Financial Uncertainties 
But for SOEs and other investors eyeing the aviation sector, the main issue is the full recovery of the aviation market. Although the Chinese mainland’s aviation market is almost back to pre-pandemic levels, making it the only major domestic aviation market to recover, Chinese carriers face financial uncertainties.  

To a large extent, they have achieved the rebound through aggressive pricing strategies to tempt back a wary public. This may have helped to increase aviation operations’ cash flow, albeit at the cost of profits. Over the summer, at least eight Chinese airlines introduced some kind of “all you can fly” pass. But analysts believe that while these marketing campaigns may well increase occupation rates, they will do little to boost the financial well-being of the operators.  

For example, China Eastern Airlines launched the “Wild Your Weekends” passes on June 18. Valid for weekend flights until the end of the year, the pass costs only 3,322 yuan (US$473). The pass was very popular.

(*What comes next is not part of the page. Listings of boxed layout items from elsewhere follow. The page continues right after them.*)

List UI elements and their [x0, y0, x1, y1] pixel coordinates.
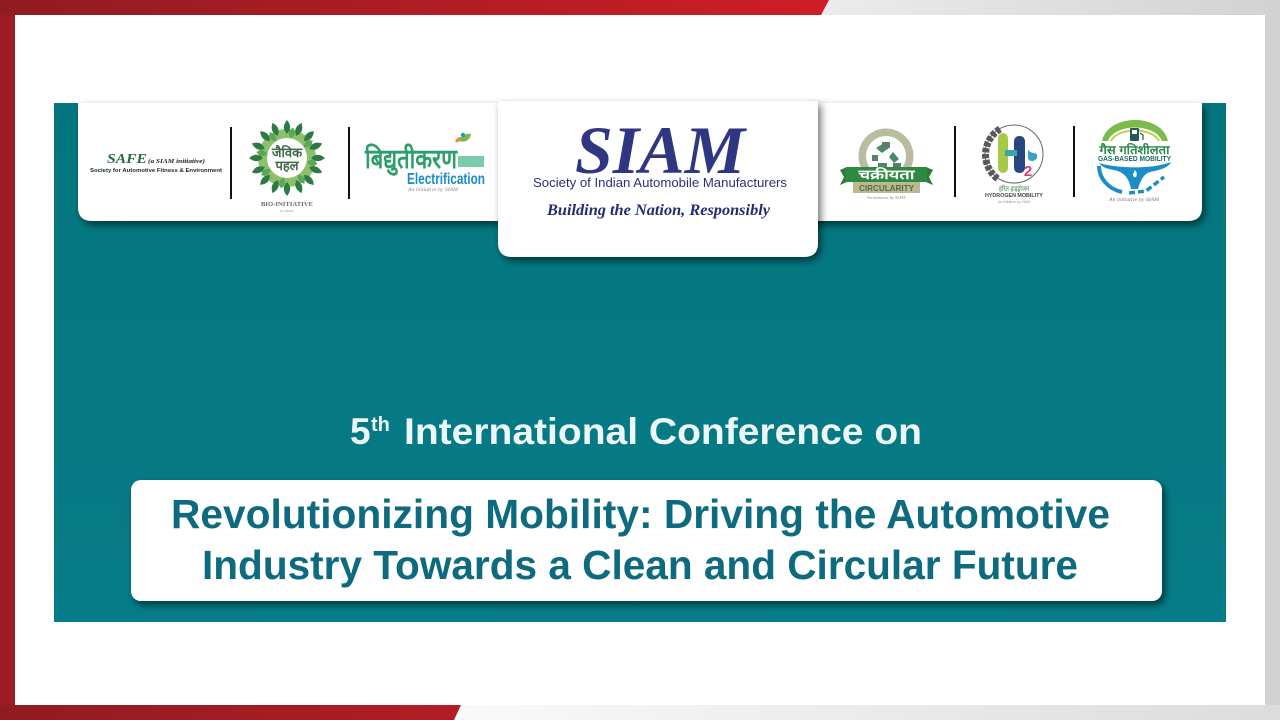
- logo: electrification: Electrification: [407, 171, 485, 188]
- logo: bio-initiative: BIO-INITIATIVE: [261, 202, 313, 208]
- logo: gas-based mobility: An initiative by SIAM: [1108, 198, 1160, 203]
- divider: [348, 127, 350, 199]
- logo: electrification: बिद्युतीकरण: [364, 143, 458, 176]
- logo strip: left panel: [78, 103, 510, 221]
- logo: SAFE: (a SIAM initiative): [148, 158, 205, 165]
- logo: electrification: An initiative by SIAM: [407, 188, 459, 193]
- logo: hydrogen: An initiative by SIAM: [998, 200, 1030, 204]
- logo: bio-initiative: जैविक: [271, 145, 303, 160]
- logo strip: right panel: [800, 103, 1202, 221]
- divider: [230, 127, 232, 199]
- logo: circularity: चक्रीयता: [857, 167, 915, 182]
- logo: hydrogen: 2: [1024, 163, 1032, 180]
- title card: [131, 480, 1162, 601]
- SIAM wordmark: SIAM: [575, 112, 748, 188]
- title line 2: Industry Towards a Clean and Circular Future: [202, 542, 1078, 588]
- logo: SAFE: Society for Automotive Fitness & Environment: [90, 168, 222, 174]
- logo: SAFE: [90, 152, 222, 174]
- logo: SAFE: SAFE: [107, 152, 147, 167]
- conference heading: International Conference on: [404, 411, 922, 452]
- conference heading: th: [371, 414, 390, 436]
- logo: hydrogen: HYDROGEN MOBILITY: [985, 193, 1044, 199]
- logo: gas-based mobility: गैस गतिशीलता: [1098, 143, 1170, 157]
- conference heading: 5: [350, 411, 371, 452]
- logo: circularity: An initiative by SIAM: [866, 195, 906, 200]
- logo: gas-based mobility: GAS-BASED MOBILITY: [1098, 156, 1171, 163]
- logo: bio-initiative: [249, 120, 325, 213]
- logo: hydrogen: हरित हाइड्रोजन: [999, 184, 1029, 193]
- logo: hydrogen: [985, 125, 1044, 204]
- teal background panel: [54, 103, 1226, 622]
- logo: bio-initiative: पहल: [274, 158, 300, 173]
- logo: circularity: [840, 128, 933, 200]
- divider: [954, 126, 956, 197]
- centre SIAM logo card: [498, 101, 818, 257]
- logo: circularity: CIRCULARITY: [859, 183, 914, 193]
- logo: electrification: [364, 133, 485, 193]
- logo: bio-initiative: by SIAM: [280, 209, 294, 213]
- divider: [1073, 126, 1075, 197]
- SIAM full name: Society of Indian Automobile Manufacturers: [533, 175, 787, 190]
- title line 1: Revolutionizing Mobility: Driving the Automotive: [171, 491, 1110, 537]
- SIAM tagline: Building the Nation, Responsibly: [546, 202, 771, 219]
- logo: gas-based mobility: [1098, 120, 1171, 203]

In its first weekend on June 27 and 28, during the Dragon Boat Festival public holiday, the scheme saw more than 65,000 tickets redeemed, with flight occupancies reaching over 90 percent. 

According to Li Xiaojin, an expert from the Civil Aviation University of China, the average profit margin on domestic flights among Chinese operators is only 5 percent. Under the aggressive “all-you-can-fly” pass, airlines risk running at a loss if a customer flies more than three times. This explains why air carriers have set up strict customer conditions, which have led to widespread complaints.  

Yet although domestic air travel in China has recovered, international aviation is still severely curtailed. According to the Civil Aviation Authority of China (CAAC), in the first half of 2020, the number of international passengers is 23.5 percent of the 2019 level. “It is unlikely that travel restrictions around the world will be loosened in the second half of the year,” Li Hanming said. 

Considering international flights account for about one-third of total revenue for China’s major airlines, it will still be a long, cold winter for both the global and Chinese aviation sectors.